Adding a new data node craters indexing rate

Versions (relevant - OpenSearch/Dashboard/Server OS/Browser):

2.19.1 and 3.1.0

Describe the issue:

After adding a new server to the cluster, we eventually see a huge dropoff in the indexing rate. The queue for Logstash servers writing to Opensearch completely fills up and our available logs starts falling behind. Removing the new server(s) immediately fixes this situation.

We first noticed this when adding 3 new nodes. It happened again when adding a different node. All servers have the same specs and match other nodes in the cluster. It’s stable with 56 data nodes. We have another cluster with similar hardware with 63 nodes that’s never had this issue.
All 4 of the cursed nodes are in the same rack and on the same switch, but other servers in that rack and switch aren’t having problems.

Upgrading from 2.19.1 to 3.1.0 didn’t help. We’re using segment replication on 600+ indices, so the bug in 3.2.0 and 3.3.1 prevents us from upgrading to those.

We finally got the Prometheus exporter installed and after the most recent test of adding 1 node the opensearch_fs_io_total_write_operations metric jumped, as expected, but it stayed higher than any other node in the cluster.

Just to add to the mystery, the dropoff isn’t predictable. It’s happened after ~45 minutes, ~4 hours, ~16 hours, and ~38 hours.

@reshippie To get more insight, when this happens again are you able to run the below commands:

GET _cat/nodes?v&h=name,ip,heap.percent,ram.percent,cpu,load_1m,master,disk.used_percent,disk.avail
GET _nodes/stats/fs,indices,thread_pool,os,jvm?pretty
GET _cat/thread_pool/write?v&h=node_name,active,queue,rejected,completed
GET _nodes/hot_threads?threads=3&ignore_idle_threads=true

Can you also check for any shards being reallocating using the below

GET _cat/shards?h=index,shard,prirep,state,node

And run allocation/explain api on the shards in question:

POST _cluster/allocation/explain
{
  "index": "index_name",
  "shard": 0,
  "primary": true
}

How much data is being ingested into this cluster when you add a node?

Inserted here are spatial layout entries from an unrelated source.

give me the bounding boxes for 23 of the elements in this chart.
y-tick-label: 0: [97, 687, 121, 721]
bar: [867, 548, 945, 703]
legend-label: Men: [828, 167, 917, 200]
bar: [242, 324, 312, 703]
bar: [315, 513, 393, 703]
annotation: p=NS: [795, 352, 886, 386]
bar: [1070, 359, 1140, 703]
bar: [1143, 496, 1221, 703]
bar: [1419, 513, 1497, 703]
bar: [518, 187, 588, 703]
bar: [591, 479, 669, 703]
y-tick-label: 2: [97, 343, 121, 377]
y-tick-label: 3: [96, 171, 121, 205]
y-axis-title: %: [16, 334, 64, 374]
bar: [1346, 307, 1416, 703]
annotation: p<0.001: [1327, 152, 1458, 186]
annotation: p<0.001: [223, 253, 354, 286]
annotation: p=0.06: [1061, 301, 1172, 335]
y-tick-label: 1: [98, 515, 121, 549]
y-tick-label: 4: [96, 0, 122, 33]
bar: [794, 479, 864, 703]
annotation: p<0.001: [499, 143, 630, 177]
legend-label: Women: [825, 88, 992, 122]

Usually when a node is added there can be a lot of reallocation taking place and if heavy indexing is done at the same time this can case issues, but since in your case the problem can take up to 38 hours to surface. This seems to point to a problem with disk on those for nodes, as opposed to the actually operation of the OpenSearch.

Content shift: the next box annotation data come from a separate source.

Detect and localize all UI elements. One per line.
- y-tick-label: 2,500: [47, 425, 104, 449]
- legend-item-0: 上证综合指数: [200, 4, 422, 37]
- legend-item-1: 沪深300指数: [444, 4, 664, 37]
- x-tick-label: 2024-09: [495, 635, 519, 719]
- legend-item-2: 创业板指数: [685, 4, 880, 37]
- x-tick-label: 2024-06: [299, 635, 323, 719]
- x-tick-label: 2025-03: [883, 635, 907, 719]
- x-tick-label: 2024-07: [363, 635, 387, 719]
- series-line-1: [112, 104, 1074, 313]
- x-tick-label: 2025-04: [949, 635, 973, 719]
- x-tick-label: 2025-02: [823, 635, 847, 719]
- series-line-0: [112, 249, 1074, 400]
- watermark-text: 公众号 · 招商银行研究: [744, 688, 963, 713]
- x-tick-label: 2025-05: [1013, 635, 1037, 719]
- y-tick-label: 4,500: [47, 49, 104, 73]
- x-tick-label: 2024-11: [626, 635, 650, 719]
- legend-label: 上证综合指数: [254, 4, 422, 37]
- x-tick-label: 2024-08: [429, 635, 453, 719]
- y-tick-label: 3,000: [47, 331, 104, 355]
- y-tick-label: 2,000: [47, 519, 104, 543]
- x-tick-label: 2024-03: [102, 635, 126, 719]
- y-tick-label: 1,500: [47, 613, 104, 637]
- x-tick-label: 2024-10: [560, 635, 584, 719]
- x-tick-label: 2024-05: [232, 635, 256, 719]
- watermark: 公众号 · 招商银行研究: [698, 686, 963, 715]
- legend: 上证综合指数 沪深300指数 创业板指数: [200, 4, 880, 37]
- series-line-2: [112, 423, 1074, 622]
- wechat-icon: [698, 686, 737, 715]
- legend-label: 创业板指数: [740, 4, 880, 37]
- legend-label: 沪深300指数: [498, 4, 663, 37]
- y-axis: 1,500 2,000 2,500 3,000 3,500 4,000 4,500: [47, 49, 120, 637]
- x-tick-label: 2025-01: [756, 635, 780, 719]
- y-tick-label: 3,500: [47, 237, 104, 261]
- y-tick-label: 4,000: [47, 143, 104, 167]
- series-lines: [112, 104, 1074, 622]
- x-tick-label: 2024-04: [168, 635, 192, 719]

I’m not sure this is an Opensearch issue, but the fact that it’s not limited to a single server has me considering everything. I’ve run out of good ideas, so I’m coming up with bad ones. I’ll try your commands during our next test.

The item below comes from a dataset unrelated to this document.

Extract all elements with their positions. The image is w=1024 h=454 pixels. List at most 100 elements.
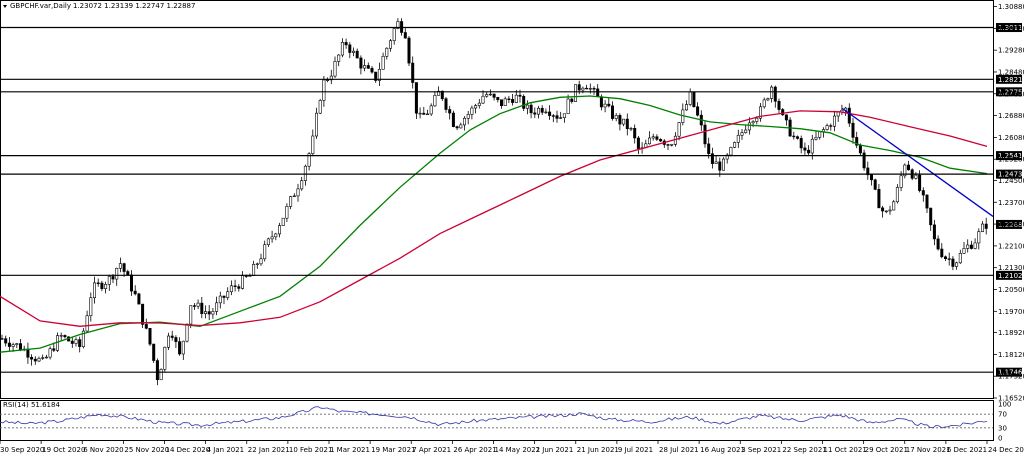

Normally we’d be doing 150k/sec at that time of day. The graph for the 4 hours after things went bad became very spiky. A few peaks hit over 200k, but there were troughs down to 20k.

It turns out it was a hardware/OS issue. MD RAID on Debian 12 isn’t playing nice. All of our other servers with MD RAID are on Debian 11 and our servers on Debian 12 have HW RAID.